Muy lejos quedan los tiempos
aquellos, cuando nuestros padres manifestaban su temor ante la situación a la
que habría que enfrentarse este País cuando el Dictador, que durante cuarenta
años lo manejó con puño de hierro, ya no formase parte de los vivos, cuando su
ausencia, pensaban y temían, podría provocar que la paz que disfrutaban sería
sin él imposible de mantener en un futuro que veían imposible sin su presencia,
en un País que apenas había tenido
tiempo de saborear una democracia, que bajo la forma de República había sido
elegida libremente por los ciudadanos de una España sumida en el atraso y el
subdesarrollo más espantosos y que deseaba vivir en libertad con un ansiado y
necesario progreso económico, político, social, cultural y en todos los
órdenes, que se le venía negando desde el principio de los tiempos y que tenía
justo, legal y pleno derecho.
Después de numerosos
sobresaltos en forma de conflictos varios, los ciudadanos fueron por fin
llamados a las urnas, que dio como resultado la proclamación de la Segunda
República el 14 de abril de 1931, en sustitución de la monarquía de Alfonso
XIII, y que estuvo vigente hasta el 1 de abril de 1939, con el triunfo de los
golpistas, inaugurándose así una dictadura de casi cuarenta años, durante los
cuales España quedó sumida en la oscuridad más tenebrosa, suspendiéndose todas
las libertades democráticas e iniciándose un período dictatorial que alejó el
País de Europa y el resto del mundo, encerrándose en sí mismo lo que conllevó
un retraso social, político y cultural que duró hasta el año 1975, fecha de la
muerte del Dictador, año en el que fue proclamado el presente Rey, que
culminaría con las primeras elecciones generales en el año 1977 y con la
proclamación de la Constitución Española en 1978.

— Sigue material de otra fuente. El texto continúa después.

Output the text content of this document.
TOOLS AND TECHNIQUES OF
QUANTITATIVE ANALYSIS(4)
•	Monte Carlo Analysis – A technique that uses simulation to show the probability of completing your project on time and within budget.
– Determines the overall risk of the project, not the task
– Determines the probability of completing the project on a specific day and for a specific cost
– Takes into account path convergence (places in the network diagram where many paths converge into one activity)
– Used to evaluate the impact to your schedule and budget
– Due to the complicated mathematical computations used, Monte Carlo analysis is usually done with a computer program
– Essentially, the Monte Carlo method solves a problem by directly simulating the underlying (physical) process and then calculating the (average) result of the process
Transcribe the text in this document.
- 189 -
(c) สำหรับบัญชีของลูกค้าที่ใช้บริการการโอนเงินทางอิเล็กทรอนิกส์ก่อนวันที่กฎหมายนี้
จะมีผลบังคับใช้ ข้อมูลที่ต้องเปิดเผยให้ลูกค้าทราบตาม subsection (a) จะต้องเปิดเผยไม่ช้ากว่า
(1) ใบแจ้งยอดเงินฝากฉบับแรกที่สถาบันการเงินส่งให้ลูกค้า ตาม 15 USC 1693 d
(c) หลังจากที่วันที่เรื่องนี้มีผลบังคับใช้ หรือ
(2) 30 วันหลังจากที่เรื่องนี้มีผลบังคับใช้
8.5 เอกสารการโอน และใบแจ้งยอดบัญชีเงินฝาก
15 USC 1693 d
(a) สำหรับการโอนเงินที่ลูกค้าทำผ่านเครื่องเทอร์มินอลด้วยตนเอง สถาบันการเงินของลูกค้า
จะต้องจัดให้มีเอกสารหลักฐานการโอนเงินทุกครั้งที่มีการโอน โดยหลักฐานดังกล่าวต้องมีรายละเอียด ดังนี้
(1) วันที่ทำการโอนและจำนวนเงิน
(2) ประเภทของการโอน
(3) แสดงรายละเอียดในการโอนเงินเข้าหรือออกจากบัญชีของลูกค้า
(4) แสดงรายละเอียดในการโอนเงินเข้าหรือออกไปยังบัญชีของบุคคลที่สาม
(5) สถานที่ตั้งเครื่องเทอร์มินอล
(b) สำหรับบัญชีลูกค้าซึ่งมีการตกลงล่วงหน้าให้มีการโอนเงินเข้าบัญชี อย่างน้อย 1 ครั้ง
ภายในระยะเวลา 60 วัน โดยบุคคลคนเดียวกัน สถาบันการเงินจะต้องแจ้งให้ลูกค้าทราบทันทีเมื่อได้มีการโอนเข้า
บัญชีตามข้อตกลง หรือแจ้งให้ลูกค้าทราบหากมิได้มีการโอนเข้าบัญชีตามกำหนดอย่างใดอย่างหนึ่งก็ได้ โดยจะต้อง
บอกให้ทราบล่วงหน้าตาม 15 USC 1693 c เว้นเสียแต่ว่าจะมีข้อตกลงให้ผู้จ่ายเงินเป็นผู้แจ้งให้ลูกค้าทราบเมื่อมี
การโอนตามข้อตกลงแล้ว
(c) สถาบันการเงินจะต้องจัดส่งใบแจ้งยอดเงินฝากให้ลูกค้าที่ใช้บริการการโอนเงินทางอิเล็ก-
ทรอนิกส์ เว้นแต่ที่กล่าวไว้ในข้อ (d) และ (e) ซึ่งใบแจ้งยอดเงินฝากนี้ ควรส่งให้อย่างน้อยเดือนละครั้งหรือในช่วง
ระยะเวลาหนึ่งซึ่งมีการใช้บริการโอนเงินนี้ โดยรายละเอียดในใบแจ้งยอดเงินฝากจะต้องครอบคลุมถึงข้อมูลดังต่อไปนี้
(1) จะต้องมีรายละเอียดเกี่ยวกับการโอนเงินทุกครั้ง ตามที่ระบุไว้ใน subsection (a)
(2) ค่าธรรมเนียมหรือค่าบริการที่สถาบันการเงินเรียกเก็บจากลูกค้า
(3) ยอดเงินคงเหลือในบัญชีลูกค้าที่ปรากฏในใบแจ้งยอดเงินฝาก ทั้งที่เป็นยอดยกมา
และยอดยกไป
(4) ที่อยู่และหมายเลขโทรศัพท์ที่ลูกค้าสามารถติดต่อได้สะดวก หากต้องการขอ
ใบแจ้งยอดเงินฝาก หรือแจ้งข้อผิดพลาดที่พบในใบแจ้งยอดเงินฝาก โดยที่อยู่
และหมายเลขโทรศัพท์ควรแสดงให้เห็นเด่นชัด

Hoy, cuarenta años después,
existen en nuestro País territorios que no encuentran acomodo en una
Constitución que continúa inamovible desde entonces, así como una parte de la
población ciudadana que reclama cambios que no deberían provocar suspicacias ni
temores injustificados por quienes la consideran intocable e inmutable, en un
ejercicio de inadaptación a un País, a una sociedad y a un mundo en continuo e
imparable proceso de cambios que exigen respuestas por parte de quienes ostentan
los poderes públicos.
Por muchos esfuerzos que se
dediquen a tratar de evitar la controversia permanente acerca de una Monarquía
en horas bajas, inmersa en una serie de problemáticas de índole diverso, que le
han originado un descrédito imparable y progresivo, se hace cada vez más
necesario, y más aún ahora con la abdicación del Rey, plantear una consulta que
dilucide si los ciudadanos desean que esta institución continúe o se instaure
una República, la tercera, que sería la nueva forma de gobierno del Estado
Español.
Parece mentira, pero aún quedan
suspicacias y viejos temores, fruto del desconocimiento, en cuanto a la
institución republicana, que tan malos recuerdos parece traer a estas alturas a
una parte de la población, que aunque minoritaria, aún vivió de cerca aquellos
tiempos o a quienes ha heredado de ellos una cierta repulsión no justificada
hacia la forma de gobierno que hoy en día existe en numerosos países como
Francia, Alemania, Italia o Estados Unidos, por citar algunos de ellos.
La contestación y la puesta en
cuestión de la Monarquía son indudables, y la respuesta de la sociedad en
cuanto a la consulta que dilucidara si Monarquía o República, es cada vez mayor
y con el tiempo irá creciendo. La Constitución se modernizaría, y la democracia
saldría reforzada. Sin duda valdría la pena.